Un point suscite la polémique en particulier, que traduit sur les réseaux sociaux le hashtag «#broie-le»: un responsable a-t-il ordonné ou volontairement mis en marche le mécanisme de compactage alors que Mouhcine était à l’arrière de la benne?

Selon les résultats de l’autopsie, révélés par la presse locale, la mort serait due «à un choc hémorragique suite à une plaie thoracique».

L’enquête sur la mort de Mouhcine Fikri, qui a suscité une vive émotion au Maroc, progresse. Onze personnes ont été présentées à un juge d’instruction dans le cadre des investigations sur le décès de ce vendeur de poisson, écrasé accidentellement dans une benne à ordure, a indiqué mardi 1er novembre la justice. Dans un communiqué, le procureur général du roi annonce avoir « décidé de déférer devant le juge d’instruction 11 personnes (…) pour faux en écriture publique et homicide involontaire suite au décès de Mouhcine Fikri ».
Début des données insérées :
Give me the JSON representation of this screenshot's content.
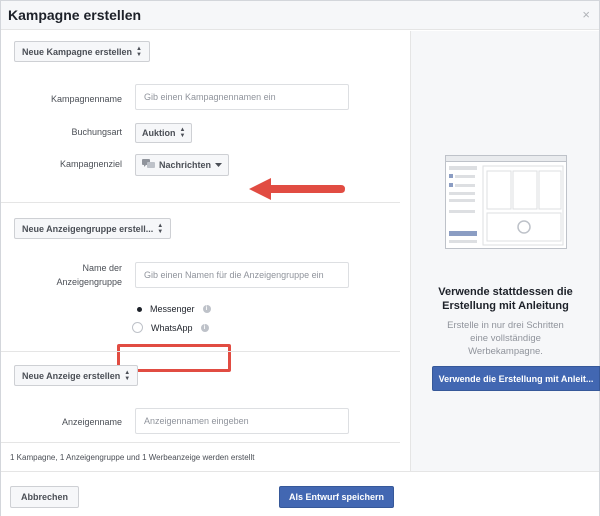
{
  "dialog": {
    "title": "Kampagne erstellen",
    "close_icon": "×"
  },
  "campaign_section": {
    "button_label": "Neue Kampagne erstellen",
    "name_label": "Kampagnenname",
    "name_placeholder": "Gib einen Kampagnennamen ein",
    "buying_type_label": "Buchungsart",
    "buying_type_value": "Auktion",
    "objective_label": "Kampagnenziel",
    "objective_value": "Nachrichten"
  },
  "adset_section": {
    "button_label": "Neue Anzeigengruppe erstell...",
    "name_label_line1": "Name der",
    "name_label_line2": "Anzeigengruppe",
    "name_placeholder": "Gib einen Namen für die Anzeigengruppe ein",
    "options": [
      {
        "label": "Messenger",
        "selected": true
      },
      {
        "label": "WhatsApp",
        "selected": false
      }
    ]
  },
  "ad_section": {
    "button_label": "Neue Anzeige erstellen",
    "name_label": "Anzeigenname",
    "name_placeholder": "Anzeigennamen eingeben"
  },
  "summary": "1 Kampagne, 1 Anzeigengruppe und 1 Werbeanzeige werden erstellt",
  "footer": {
    "cancel_label": "Abbrechen",
    "save_label": "Als Entwurf speichern"
  },
  "promo": {
    "title_line1": "Verwende stattdessen die",
    "title_line2": "Erstellung mit Anleitung",
    "text_line1": "Erstelle in nur drei Schritten",
    "text_line2": "eine vollständige",
    "text_line3": "Werbekampagne.",
    "button_label": "Verwende die Erstellung mit Anleit..."
  },
  "colors": {
    "primary": "#4267b2",
    "annotation_red": "#e14c42",
    "panel_bg": "#f6f7f9"
  },
  "icons": {
    "updown_caret": "⬍",
    "chat_icon": "chat-bubbles-icon",
    "dropdown_icon": "caret-down-icon",
    "info_icon": "info-icon",
    "arrow": "red-arrow-left-icon"
  }
}
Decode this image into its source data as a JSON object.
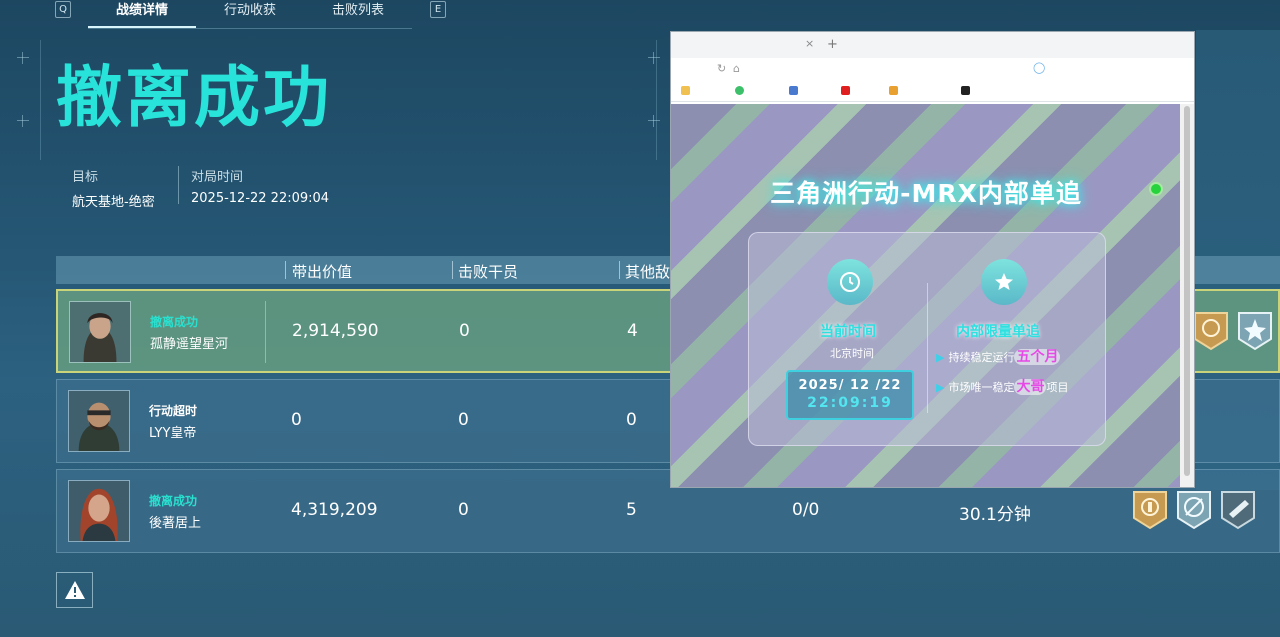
{
  "tab_bar": {
    "prev_key": "Q",
    "next_key": "E",
    "tabs": [
      {
        "label": "战绩详情",
        "active": true
      },
      {
        "label": "行动收获",
        "active": false
      },
      {
        "label": "击败列表",
        "active": false
      }
    ]
  },
  "result_title": "撤离成功",
  "meta": {
    "target_label": "目标",
    "target_value": "航天基地-绝密",
    "time_label": "对局时间",
    "time_value": "2025-12-22 22:09:04"
  },
  "table": {
    "headers": [
      "带出价值",
      "击败干员",
      "其他敌"
    ],
    "rows": [
      {
        "status": "撤离成功",
        "name": "孤静遥望星河",
        "value": "2,914,590",
        "kills": "0",
        "other": "4",
        "ratio": "",
        "duration": "",
        "highlight": true
      },
      {
        "status": "行动超时",
        "name": "LYY皇帝",
        "value": "0",
        "kills": "0",
        "other": "0",
        "ratio": "",
        "duration": "",
        "highlight": false
      },
      {
        "status": "撤离成功",
        "name": "後著居上",
        "value": "4,319,209",
        "kills": "0",
        "other": "5",
        "ratio": "0/0",
        "duration": "30.1分钟",
        "highlight": false
      }
    ]
  },
  "overlay": {
    "title": "三角洲行动-MRX内部单追",
    "left_head": "当前时间",
    "left_sub": "北京时间",
    "clock_date": "2025/ 12 /22",
    "clock_time": "22:09:19",
    "right_head": "内部限量单追",
    "item1_pre": "持续稳定运行",
    "item1_hl": "五个月",
    "item2_pre": "市场唯一稳定",
    "item2_hl": "大哥",
    "item2_post": "项目"
  },
  "colors": {
    "accent_cyan": "#28e3d9",
    "row_highlight": "#6ea582",
    "highlight_border": "#c9d37a"
  }
}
Parmi elles figurent « deux agents d’autorité, le délégué de la pêche maritime, le chef de service de la délégation de la pêche maritime et le médecin chef du service de la médecine vétérinaire », précise le communiqué du procureur, relayé par l’agence de presse officielle MAP. La « décision de déférer ces 11 individus fait suite à la réception du procès verbal de l’enquête, dans lequel plus de 20 personnes ont été auditionnées, et contenant les résultats de plusieurs constations et confrontations », ajoute-t-il.
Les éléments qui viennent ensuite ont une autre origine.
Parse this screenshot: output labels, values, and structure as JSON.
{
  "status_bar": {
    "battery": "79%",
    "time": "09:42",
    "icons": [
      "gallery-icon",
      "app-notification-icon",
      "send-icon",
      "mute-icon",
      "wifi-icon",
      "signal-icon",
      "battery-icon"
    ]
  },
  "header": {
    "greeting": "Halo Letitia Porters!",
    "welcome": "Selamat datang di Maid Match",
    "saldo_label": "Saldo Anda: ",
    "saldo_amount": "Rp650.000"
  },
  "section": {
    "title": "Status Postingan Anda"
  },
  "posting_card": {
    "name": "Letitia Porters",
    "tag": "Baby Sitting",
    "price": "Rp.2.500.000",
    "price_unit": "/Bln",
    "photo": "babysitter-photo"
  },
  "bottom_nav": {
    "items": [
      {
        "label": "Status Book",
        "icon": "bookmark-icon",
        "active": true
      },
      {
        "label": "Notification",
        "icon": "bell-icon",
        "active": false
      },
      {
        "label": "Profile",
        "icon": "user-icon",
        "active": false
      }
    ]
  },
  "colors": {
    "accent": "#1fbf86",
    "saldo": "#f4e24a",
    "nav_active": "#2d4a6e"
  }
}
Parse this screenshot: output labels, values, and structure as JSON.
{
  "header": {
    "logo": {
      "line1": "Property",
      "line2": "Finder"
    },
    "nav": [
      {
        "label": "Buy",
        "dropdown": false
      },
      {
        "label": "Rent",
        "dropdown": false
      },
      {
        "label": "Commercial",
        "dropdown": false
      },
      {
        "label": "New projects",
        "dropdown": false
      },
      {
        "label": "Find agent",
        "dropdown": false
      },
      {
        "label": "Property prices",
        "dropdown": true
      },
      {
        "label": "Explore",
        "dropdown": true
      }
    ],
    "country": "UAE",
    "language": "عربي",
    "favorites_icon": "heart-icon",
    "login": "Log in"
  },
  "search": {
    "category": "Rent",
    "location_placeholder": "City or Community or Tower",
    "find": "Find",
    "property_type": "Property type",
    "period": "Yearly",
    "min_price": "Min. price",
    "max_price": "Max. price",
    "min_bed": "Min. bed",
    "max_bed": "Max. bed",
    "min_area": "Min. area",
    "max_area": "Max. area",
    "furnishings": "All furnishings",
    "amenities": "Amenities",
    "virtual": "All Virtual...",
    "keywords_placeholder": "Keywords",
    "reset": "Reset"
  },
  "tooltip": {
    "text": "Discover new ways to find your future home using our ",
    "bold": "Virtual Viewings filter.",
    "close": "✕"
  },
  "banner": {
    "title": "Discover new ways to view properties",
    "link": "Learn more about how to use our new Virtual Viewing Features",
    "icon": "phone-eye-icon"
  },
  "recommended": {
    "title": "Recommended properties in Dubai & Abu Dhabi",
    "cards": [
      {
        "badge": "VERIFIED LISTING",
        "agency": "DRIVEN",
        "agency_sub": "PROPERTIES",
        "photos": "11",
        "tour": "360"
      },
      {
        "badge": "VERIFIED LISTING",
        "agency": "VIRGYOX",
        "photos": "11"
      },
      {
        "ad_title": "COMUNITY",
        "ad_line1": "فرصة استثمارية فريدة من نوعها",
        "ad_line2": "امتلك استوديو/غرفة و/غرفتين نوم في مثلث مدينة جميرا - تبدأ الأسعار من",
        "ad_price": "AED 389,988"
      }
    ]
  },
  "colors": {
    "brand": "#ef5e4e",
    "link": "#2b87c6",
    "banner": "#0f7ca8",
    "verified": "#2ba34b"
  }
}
La foule transporte la dépouille de Mouhcine Fikri, poissonnier écrasé par une benne à ordures en s'opposant à la destruction de ses marchandises, le 30 octobre 2016 à Al-Hoceima (Maroc).
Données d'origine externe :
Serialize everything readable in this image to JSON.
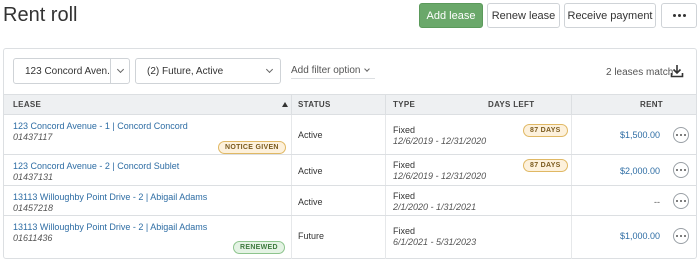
{
  "header": {
    "title": "Rent roll",
    "add_lease": "Add lease",
    "renew_lease": "Renew lease",
    "receive_payment": "Receive payment"
  },
  "filters": {
    "property": "123 Concord Aven...",
    "status": "(2) Future, Active",
    "add_filter": "Add filter option",
    "match_count": "2 leases match"
  },
  "table": {
    "headers": [
      "LEASE",
      "STATUS",
      "TYPE",
      "DAYS LEFT",
      "RENT"
    ],
    "rows": [
      {
        "lease": "123 Concord Avenue - 1 | Concord Concord",
        "id": "01437117",
        "badge": "NOTICE GIVEN",
        "status": "Active",
        "type": "Fixed",
        "dates": "12/6/2019 - 12/31/2020",
        "days_left": "87 DAYS",
        "rent": "$1,500.00"
      },
      {
        "lease": "123 Concord Avenue - 2 | Concord Sublet",
        "id": "01437131",
        "badge": "",
        "status": "Active",
        "type": "Fixed",
        "dates": "12/6/2019 - 12/31/2020",
        "days_left": "87 DAYS",
        "rent": "$2,000.00"
      },
      {
        "lease": "13113 Willoughby Point Drive - 2 | Abigail Adams",
        "id": "01457218",
        "badge": "",
        "status": "Active",
        "type": "Fixed",
        "dates": "2/1/2020 - 1/31/2021",
        "days_left": "",
        "rent": "--"
      },
      {
        "lease": "13113 Willoughby Point Drive - 2 | Abigail Adams",
        "id": "01611436",
        "badge": "RENEWED",
        "status": "Future",
        "type": "Fixed",
        "dates": "6/1/2021 - 5/31/2023",
        "days_left": "",
        "rent": "$1,000.00"
      }
    ]
  },
  "icons": {
    "more": "ellipsis-icon",
    "download": "download-icon",
    "sort": "sort-asc-icon",
    "chevron": "chevron-down-icon"
  },
  "colors": {
    "primary": "#6aa86a",
    "link": "#2e6da4",
    "notice": "#fdf1dc",
    "renewed": "#e4f3e4"
  }
}
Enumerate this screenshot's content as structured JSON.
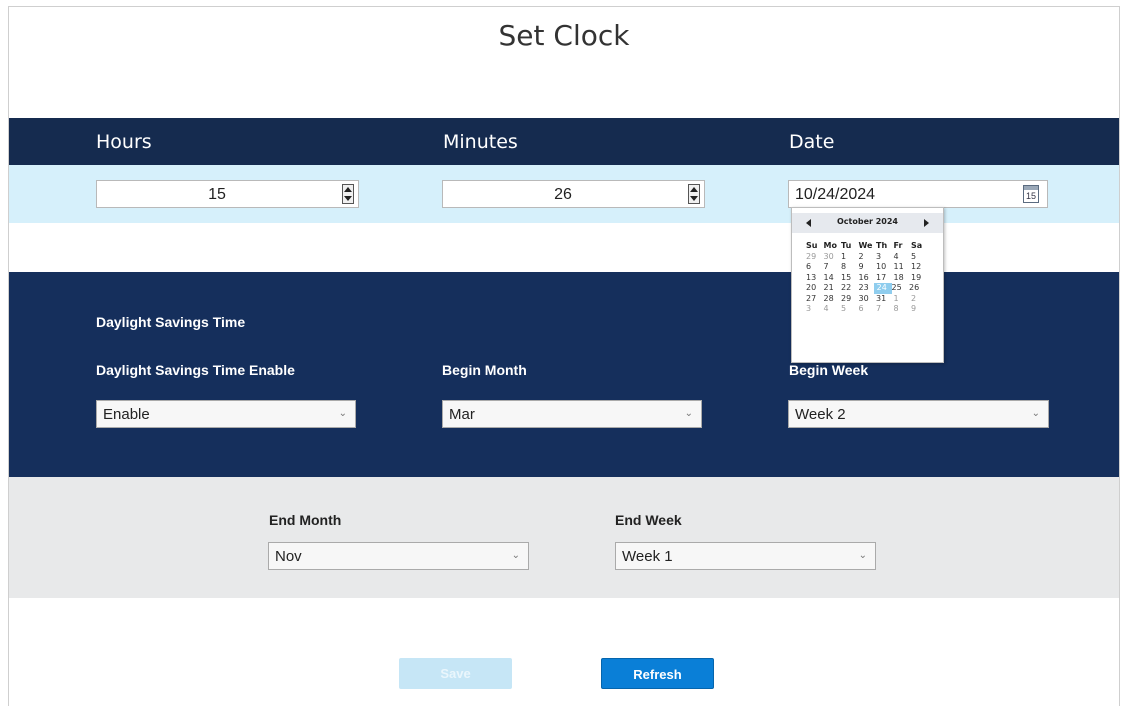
{
  "page": {
    "title": "Set Clock"
  },
  "header": {
    "hours_label": "Hours",
    "minutes_label": "Minutes",
    "date_label": "Date"
  },
  "inputs": {
    "hours_value": "15",
    "minutes_value": "26",
    "date_value": "10/24/2024",
    "calendar_icon_text": "15"
  },
  "calendar": {
    "month_label": "October 2024",
    "weekdays": [
      "Su",
      "Mo",
      "Tu",
      "We",
      "Th",
      "Fr",
      "Sa"
    ],
    "weeks": [
      [
        "29",
        "30",
        "1",
        "2",
        "3",
        "4",
        "5"
      ],
      [
        "6",
        "7",
        "8",
        "9",
        "10",
        "11",
        "12"
      ],
      [
        "13",
        "14",
        "15",
        "16",
        "17",
        "18",
        "19"
      ],
      [
        "20",
        "21",
        "22",
        "23",
        "24",
        "25",
        "26"
      ],
      [
        "27",
        "28",
        "29",
        "30",
        "31",
        "1",
        "2"
      ],
      [
        "3",
        "4",
        "5",
        "6",
        "7",
        "8",
        "9"
      ]
    ],
    "selected_day": "24"
  },
  "dst": {
    "section_title": "Daylight Savings Time",
    "enable_label": "Daylight Savings Time Enable",
    "enable_value": "Enable",
    "begin_month_label": "Begin Month",
    "begin_month_value": "Mar",
    "begin_week_label": "Begin Week",
    "begin_week_value": "Week 2",
    "end_month_label": "End Month",
    "end_month_value": "Nov",
    "end_week_label": "End Week",
    "end_week_value": "Week 1"
  },
  "actions": {
    "save_label": "Save",
    "refresh_label": "Refresh"
  },
  "colors": {
    "header_band": "#152b4f",
    "input_band": "#d6f0fb",
    "dst_band": "#152f5c",
    "end_band": "#e8e9ea",
    "refresh_button": "#0a7fd7",
    "save_button_disabled": "#c6e6f6",
    "selected_day": "#8fcdee"
  }
}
« Aucun ordre d’agression »

Mouhcine Fikri, marchand de poisson âgé d’une trentaine d’années, est mort écrasé accidentellement par le mécanisme de compactage d’une benne à ordures dans la ville d’Al Hoceima, alors qu’il tentait de s’opposer à la saisie et à la destruction de sa marchandise.

Menée par la police judiciaire, l’enquête a établi que le conducteur du camion dans la cabine avait « reçu un signal d’un ouvrier de la société [de ramassage d’ordure] d’alimenter la benne-tasseuse en électricité » alors que Mouhcine Fikri était monté avec plusieurs personnes à l’arrière de la benne « pour empêcher que les poissons n’y soient chargés ».

« La benne-tasseuse s’est alors mise en marche (…), provoquant ainsi la mort » de la victime. L’enquête n’a révélé « aucun ordre d’agression de la victime par une partie quelconque » et le parquet a estimé que « les actes commis revêtent le caractère d’un homicide involontaire ».